Appel à contributions pour le dossier thématique du n°7 : « L’Europe centrale et orientale dans les espaces de circulations culturelles »

Coordination : Didier Francfort (Université de Lorraine), Antoine Nivière (Centre de Recherches sur les Cultures et les Littératures Européennes, Université de Lorraine).

La fin du Bloc soviétique a conduit à des redéfinitions successives des espaces centre- et est-européens. On a ainsi cessé de parler de « Pays de l’Est » pour parler de PECO (Pays d’Europe centrale et orientale), terme qu’on a d’ailleurs assez vite abandonné. Les travaux d’Antoine Marès ont largement contribué à imposer l’idée d’une Europe médianei. L’histoire culturelle peut contribuer à ces réflexions sur les recompositions des espaces. On a longtemps utilisé le concept d’aire culturelle pour définir des régions cohérentes, distinctes les unes des autres, à partir de critères linguistiques ou religieux. Ce concept est, à présent, considéré, en particulier depuis la XIe Rencontre européenne d’analyse des sociétés politiques (Paris, 17-18 octobre 2019), comme un « mal nécessaire »ii. Le dossier thématique cherche à rassembler des réflexions permettant de dépasser cette étape en partant non pas d’aires culturelles prédéfinies mais en construisant progressivement des espaces (et non des territoires) ouverts et fluctuants définis comme des espaces de circulations culturelles.

Nous proposons ainsi de rassembler des travaux portant sur les phénomènes de circulation culturelle impliquant une Europe centrale et orientale largement définie en contact avec d’autres aires parfois lointaines. Les échanges culturels ne concernent pas seulement la circulation des idées et des produits « labellisés » comme culturels mais aussi les itinéraires personnels, les migrations plus ou moins massives conduisant à l’adoption de pratiques alimentaires, de modes vestimentaires autant que de références littéraires, picturales ou musicales. Une approche d’histoire culturelle permet ainsi de comprendre la persistance de liens entre l’Europe centrale et orientale et les États-Unis, même en temps de Guerre froide. Ludovic Tournès a bien montré que l’américanisation ne se limite pas à une diffusion, à une exportation des produits culturels américains dans le mondeiii. Elle implique un mouvement inverse de construction d’une culture américaine à partir d’éléments exogènes parmi lesquels les éléments issus d’Europe centrale et orientale ont une importance particulière. Ainsi, des musiciens d’Europe centrale et orientale ont pu jouer un rôle important dans l’évolution du jazz américain. Mais les liens entre l’Europe centrale et orientale et les Etats-Unis ne sont qu’un cas. La culture yiddish en Argentine, la perception dans les pays du Bloc soviétique du cinéma musical indien des années 1950 (Raj Kapoor en particulier) apportent d’autres possibilités d’études de cas.

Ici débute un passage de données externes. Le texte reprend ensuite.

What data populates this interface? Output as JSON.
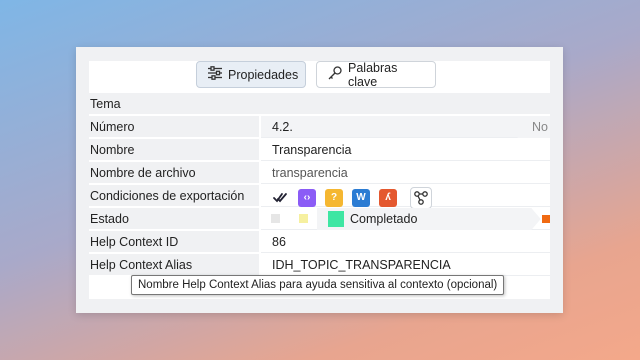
{
  "toolbar": {
    "properties_label": "Propiedades",
    "keywords_label": "Palabras clave"
  },
  "properties": {
    "section_title": "Tema",
    "numero": {
      "label": "Número",
      "value": "4.2.",
      "trailing": "No"
    },
    "nombre": {
      "label": "Nombre",
      "value": "Transparencia"
    },
    "archivo": {
      "label": "Nombre de archivo",
      "value": "transparencia"
    },
    "export": {
      "label": "Condiciones de exportación",
      "icons": [
        "check-all-icon",
        "code-html-icon",
        "help-chm-icon",
        "word-icon",
        "pdf-icon",
        "share-nodes-icon"
      ],
      "colors": {
        "code": "#8b5cf6",
        "help": "#f5b731",
        "word": "#2b7cd3",
        "pdf": "#e4582f"
      }
    },
    "estado": {
      "label": "Estado",
      "value": "Completado",
      "colors": {
        "done": "#3ee6a3",
        "pending": "#f6f0a0",
        "none": "#e6e6e6",
        "next": "#f06a12"
      }
    },
    "help_id": {
      "label": "Help Context ID",
      "value": "86"
    },
    "help_alias": {
      "label": "Help Context Alias",
      "value": "IDH_TOPIC_TRANSPARENCIA"
    }
  },
  "tooltip": {
    "text": "Nombre Help Context Alias para ayuda sensitiva al contexto (opcional)"
  }
}
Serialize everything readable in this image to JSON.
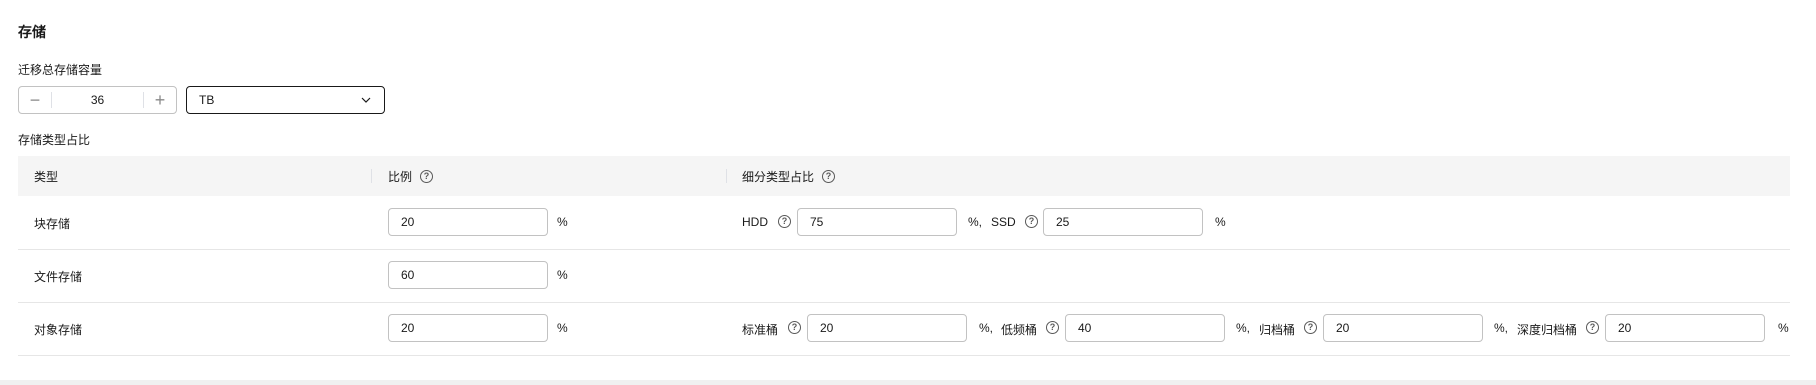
{
  "section": {
    "title": "存储"
  },
  "capacity": {
    "label": "迁移总存储容量",
    "value": "36",
    "unit_selected": "TB"
  },
  "ratio": {
    "label": "存储类型占比",
    "headers": {
      "type": "类型",
      "ratio": "比例",
      "breakdown": "细分类型占比"
    },
    "percent": "%",
    "rows": [
      {
        "type": "块存储",
        "value": "20",
        "sub": [
          {
            "label": "HDD",
            "value": "75",
            "unit": "%,"
          },
          {
            "label": "SSD",
            "value": "25",
            "unit": "%"
          }
        ]
      },
      {
        "type": "文件存储",
        "value": "60"
      },
      {
        "type": "对象存储",
        "value": "20",
        "sub": [
          {
            "label": "标准桶",
            "value": "20",
            "unit": "%,"
          },
          {
            "label": "低频桶",
            "value": "40",
            "unit": "%,"
          },
          {
            "label": "归档桶",
            "value": "20",
            "unit": "%,"
          },
          {
            "label": "深度归档桶",
            "value": "20",
            "unit": "%"
          }
        ]
      }
    ]
  },
  "icons": {
    "help": "question-circle-icon",
    "minus": "minus-icon",
    "plus": "plus-icon",
    "dropdown": "chevron-down-icon"
  }
}
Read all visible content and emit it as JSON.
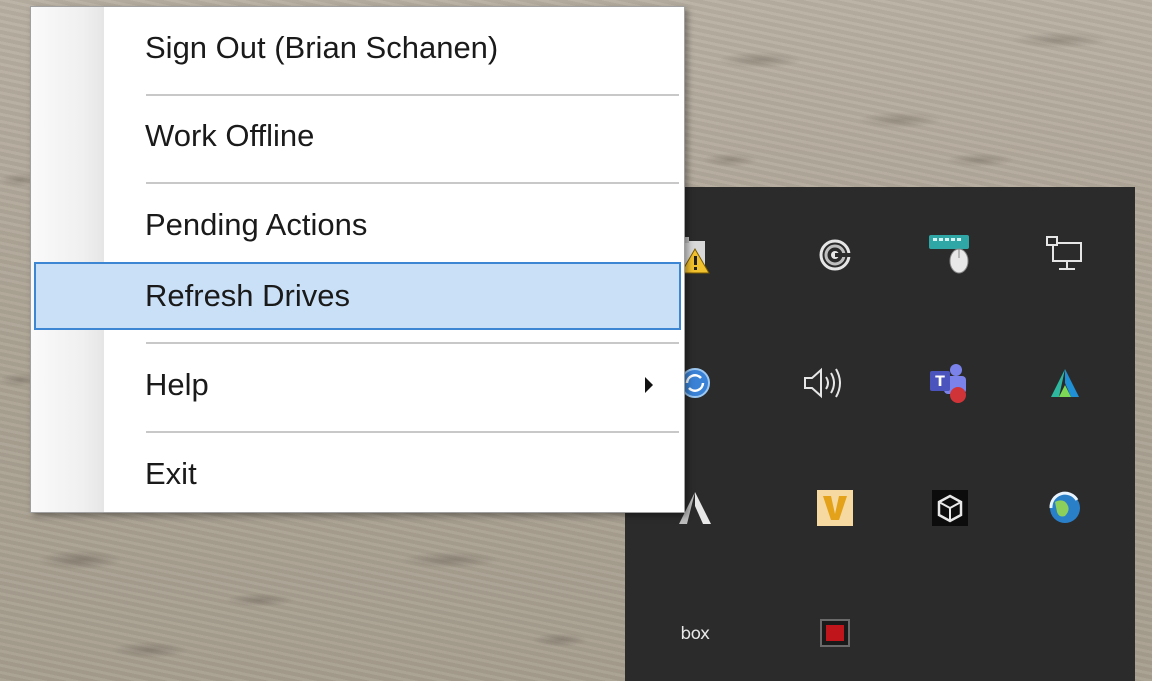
{
  "menu": {
    "items": [
      {
        "label": "Sign Out (Brian Schanen)"
      },
      {
        "label": "Work Offline"
      },
      {
        "label": "Pending Actions"
      },
      {
        "label": "Refresh Drives",
        "highlighted": true
      },
      {
        "label": "Help",
        "has_submenu": true
      },
      {
        "label": "Exit"
      }
    ]
  },
  "tray": {
    "icons": [
      "folder-warning-icon",
      "target-swirl-icon",
      "keyboard-mouse-icon",
      "network-icon",
      "sync-globe-icon",
      "speaker-volume-icon",
      "teams-icon",
      "autodesk-icon",
      "a-app-icon",
      "v-app-icon",
      "cube-app-icon",
      "globe-app-icon",
      "box-icon",
      "red-screen-icon"
    ],
    "box_label": "box"
  },
  "colors": {
    "highlight_fill": "#c9e0f7",
    "highlight_border": "#3d86d4",
    "tray_background": "#2b2b2b"
  }
}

Deux exemples cinématographiques permettront de donner des idées pour des propositions de contribution. Jurek Becker (né à Łódź en 1937) a écrit le scénario de Jakob le menteur (« Jakob der Lügner »), film réalisé en 1975 par Frank Beyer. Il s’agit d’une coproduction est-allemande et tchécoslovaque, primée à Berlin-Ouest et nominée pour un oscar. Un remake en est réalisé en 1996 aux États-Unis par Peter Kassovitz (né à Budapest en 1938) avec Robin Williams. L’autre exemple cinématographique correspond également à la réalisation de deux adaptations successives d’un même roman, Solaris, de Stanisław Lem (né à Lviv, Lwów, Lemberg en 1921) par Andreï Tarkovski (1972) puis par Steven Soderbergh (2002).

Les échanges culturels entre l’Europe centrale et orientale et les États-Unis permettent de comprendre les phénomènes de redéfinition identitaire complexes par la culture (articulation des appartenances religieuses et des cultures nationales, par exemple). Mais le dossier thématique peut inclure d’autres cas de circulations culturelles significatives. La musique, la littérature, les arts visuels, le théâtre, le cinéma peuvent être sollicités, ainsi que l’architecture, ne serait-ce que parce que la « soviétisation » des paysages urbains est passée par la construction de bâtiments inspirés par les gratte-ciels américains. Le projet du dossier est en effet de désenclaver les études culturelles aréales et de considérer, comme le faisait Alcide De Gasperi à propos de l’Italie, que Varsovie, Helsinki ou Bucarest peuvent être des villes atlantiques.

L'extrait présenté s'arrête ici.